People in Hong Kong taking to the streets in protest of Chinese Communist Party rule. The slogan on one of the huge banners reads, “Tuidang,” which literally means “Withdraw from the (Chinese Communist) Party.” (Image courtesy of NTD)
People in Hong Kong taking to the streets in protest of Chinese Communist Party rule. The slogan on one of the huge banners reads, “Tuidang,” which literally means “Withdraw from the (Chinese Communist) Party.” (Image courtesy of NTD)

People have a variety of reasons to protest. Both at home and abroad recently many have been staging peaceful protest against what they  believe are injustices.  A common understanding among humans is the right to be heard.

The right to stand up and speak for what you believe in is something in the United States that’s protected legally under the First Amendment. It’s also mentioned in the International Bill of Rights. It’s also something Confucious mentioned in his teachings:

To see the right and not to do it is cowardice.

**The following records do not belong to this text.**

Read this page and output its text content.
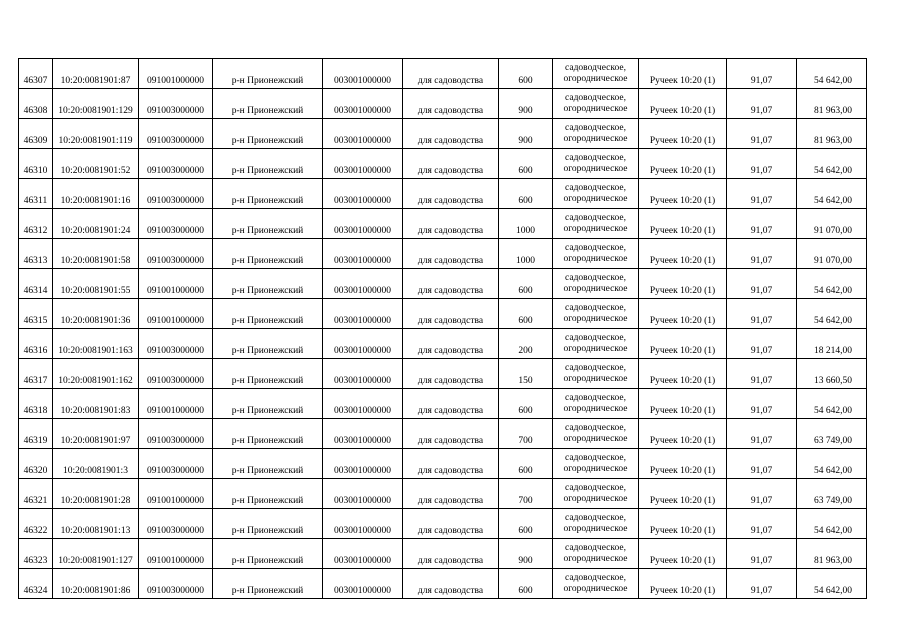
46307	10:20:0081901:87	091001000000	р-н Прионежский	003001000000	для садоводства	600	садоводческое,
огородническое	Ручеек 10:20 (1)	91,07	54 642,00
46308	10:20:0081901:129	091003000000	р-н Прионежский	003001000000	для садоводства	900	садоводческое,
огородническое	Ручеек 10:20 (1)	91,07	81 963,00
46309	10:20:0081901:119	091003000000	р-н Прионежский	003001000000	для садоводства	900	садоводческое,
огородническое	Ручеек 10:20 (1)	91,07	81 963,00
46310	10:20:0081901:52	091003000000	р-н Прионежский	003001000000	для садоводства	600	садоводческое,
огородническое	Ручеек 10:20 (1)	91,07	54 642,00
46311	10:20:0081901:16	091003000000	р-н Прионежский	003001000000	для садоводства	600	садоводческое,
огородническое	Ручеек 10:20 (1)	91,07	54 642,00
46312	10:20:0081901:24	091003000000	р-н Прионежский	003001000000	для садоводства	1000	садоводческое,
огородническое	Ручеек 10:20 (1)	91,07	91 070,00
46313	10:20:0081901:58	091003000000	р-н Прионежский	003001000000	для садоводства	1000	садоводческое,
огородническое	Ручеек 10:20 (1)	91,07	91 070,00
46314	10:20:0081901:55	091001000000	р-н Прионежский	003001000000	для садоводства	600	садоводческое,
огородническое	Ручеек 10:20 (1)	91,07	54 642,00
46315	10:20:0081901:36	091001000000	р-н Прионежский	003001000000	для садоводства	600	садоводческое,
огородническое	Ручеек 10:20 (1)	91,07	54 642,00
46316	10:20:0081901:163	091003000000	р-н Прионежский	003001000000	для садоводства	200	садоводческое,
огородническое	Ручеек 10:20 (1)	91,07	18 214,00
46317	10:20:0081901:162	091003000000	р-н Прионежский	003001000000	для садоводства	150	садоводческое,
огородническое	Ручеек 10:20 (1)	91,07	13 660,50
46318	10:20:0081901:83	091001000000	р-н Прионежский	003001000000	для садоводства	600	садоводческое,
огородническое	Ручеек 10:20 (1)	91,07	54 642,00
46319	10:20:0081901:97	091003000000	р-н Прионежский	003001000000	для садоводства	700	садоводческое,
огородническое	Ручеек 10:20 (1)	91,07	63 749,00
46320	10:20:0081901:3	091003000000	р-н Прионежский	003001000000	для садоводства	600	садоводческое,
огородническое	Ручеек 10:20 (1)	91,07	54 642,00
46321	10:20:0081901:28	091001000000	р-н Прионежский	003001000000	для садоводства	700	садоводческое,
огородническое	Ручеек 10:20 (1)	91,07	63 749,00
46322	10:20:0081901:13	091003000000	р-н Прионежский	003001000000	для садоводства	600	садоводческое,
огородническое	Ручеек 10:20 (1)	91,07	54 642,00
46323	10:20:0081901:127	091001000000	р-н Прионежский	003001000000	для садоводства	900	садоводческое,
огородническое	Ручеек 10:20 (1)	91,07	81 963,00
46324	10:20:0081901:86	091003000000	р-н Прионежский	003001000000	для садоводства	600	садоводческое,
огородническое	Ручеек 10:20 (1)	91,07	54 642,00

No matter how frustrating or disheartening a situation may seem the best way to deal with that situation is with kindness and compassion. As Lao Zi said:

Respond intelligently even to unintelligent treatment.

Especially under the most dire of circumstances we as people must not resort to violence to express our grief or dissatisfaction. Like famous Chinese General Sun Tzu wrote:

‘The supreme art of war is to subdue the enemy without fighting.

If we resort to violence what are we in that moment? Good or bad? Therefore, it doesn’t matter much if we are right or wrong if what we are expressing is bad, we won’t change a thing.